The disguise, naturally, begins to wear thin. But for the most part, the stakes never feel very high in "Monte Carlo." The girls occasionally bicker, but they're never much at each other's throats. Until the final scenes bring things to a head, there are surprisingly few close scrapes and not even one visit to the local casinos.

Impersonating a famous heiress, one would think, might lead to numerous comical situations. But then again, it's "Some Like it Hot," not "All Like it Hot." ''Monte Carlo" likes it lukewarm.

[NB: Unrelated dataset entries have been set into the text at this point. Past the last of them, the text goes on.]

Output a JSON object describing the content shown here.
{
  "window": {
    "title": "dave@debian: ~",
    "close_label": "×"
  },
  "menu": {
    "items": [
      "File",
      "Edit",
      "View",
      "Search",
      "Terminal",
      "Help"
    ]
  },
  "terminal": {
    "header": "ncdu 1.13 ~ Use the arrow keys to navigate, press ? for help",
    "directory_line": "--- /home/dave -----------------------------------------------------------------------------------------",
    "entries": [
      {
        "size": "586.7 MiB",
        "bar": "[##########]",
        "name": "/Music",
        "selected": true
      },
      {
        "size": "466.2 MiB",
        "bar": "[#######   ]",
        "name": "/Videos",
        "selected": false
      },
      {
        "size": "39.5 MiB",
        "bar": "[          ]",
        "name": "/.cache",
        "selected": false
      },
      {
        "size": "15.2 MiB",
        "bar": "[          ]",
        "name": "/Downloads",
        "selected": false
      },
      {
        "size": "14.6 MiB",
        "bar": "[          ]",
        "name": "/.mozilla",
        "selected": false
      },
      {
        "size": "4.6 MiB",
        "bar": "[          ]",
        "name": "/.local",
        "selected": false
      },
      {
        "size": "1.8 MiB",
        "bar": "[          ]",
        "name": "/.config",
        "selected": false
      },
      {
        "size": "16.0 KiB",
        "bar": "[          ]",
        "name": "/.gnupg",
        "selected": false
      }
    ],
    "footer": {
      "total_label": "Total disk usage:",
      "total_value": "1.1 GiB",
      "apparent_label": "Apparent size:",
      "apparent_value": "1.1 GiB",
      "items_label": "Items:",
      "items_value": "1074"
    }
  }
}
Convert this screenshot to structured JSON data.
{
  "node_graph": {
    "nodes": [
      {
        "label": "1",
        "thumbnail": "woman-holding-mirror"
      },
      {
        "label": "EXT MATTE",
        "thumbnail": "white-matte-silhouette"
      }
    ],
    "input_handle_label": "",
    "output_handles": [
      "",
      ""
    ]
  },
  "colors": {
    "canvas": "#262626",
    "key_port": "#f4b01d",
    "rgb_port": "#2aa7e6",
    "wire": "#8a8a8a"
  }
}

That's partially because Gomez, while endearingly earnest, doesn't command the screen. It's essentially her first semi-adult film, and one feels her stretching. Meester and Cassidy provide solid sidekicks, though that perhaps sells them short: They ultimately carry the movie. All of their storylines lead to self-discovery and sappiness.

Nevertheless, director Thomas Bezucha ("The Family Stone"), production designer Hugo Luczyc-Wyhowski (who frequently works with Stephen Frears) and the composer Michael Giacchino ("Up," ''Super 8") do exceptionally well in giving the limp material (the script was loosely based on a novel by Jules Bass and co-written by Bezucha and numerous others) a first-rate production.

The tone is light and the pacing efficient. Giacchino's graceful score, in particular, stands above. Its French flourishes sound like a B-side to his superb score to "Ratatouille."

Though the raison d'etre of "Monte Carlo" is to glorify and benefit from the glamour of the Riviera, the girls - to their credit - ultimately reject it. In one scene, Emma watches "To Catch a Thief," but even from the lavish confines of the Hotel the Paris, Grace Kelly still seems unattainable, a world away.

"Monte Carlo," a 20th Century Fox release, is rated PG for brief mild language. Running time: 108 minutes. Two stars out of four.